Garis tegas merah marun yang mendominasi corak kain merepresentasikan keberanian, semangat hidup, serta penghargaan kepada para leluhur.
Jas hitam yang dikenakan Wapres juga dipadukan dengan Topi Ti'i Langga, topi berbahan daun lontar kering yang merupakan simbol keperkasaan, kehormatan, serta jiwa kepemimpinan. Kelengkapan busana adat yang serupa juga dikenakan oleh Jan Ethes Srinarendra dan adiknya, La Lembah Manah.

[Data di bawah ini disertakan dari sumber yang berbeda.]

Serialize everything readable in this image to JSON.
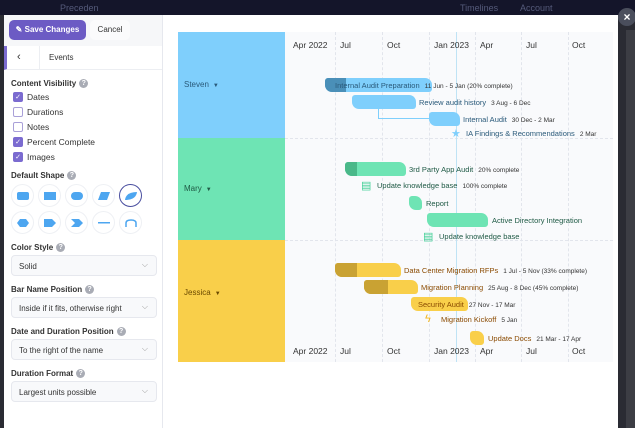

Dalam pelaksanaan upacara detik-detik proklamasi, Presiden RI Prabowo Subianto selaku inspektur upacara mengajak seluruh elemen bangsa untuk mendoakan warga terdampak bencana gempa di Sumatra dan Nusa Tenggara Timur (NTT). Hal itu disampaikan Kepala Negara saat memimpin mengheningkan cipta pada upacara HUT Ke-81 RI.
"Saudara-saudara sekalian marilah kita mengheningkan cipta mengenang jasa para pahlawan kemerdekaan bangsa, yang telah berkorban jiwa dan raga untuk kemerdekaan dan kehormatan bangsa indonesia. Serta, mendoakan saudara-saudara kita yang terdampak bencana alam, di Sumatra, NTT dan di wilayah-wilayah Indonesia lainnya. mengheningkan cipta mulai," kata Prabowo.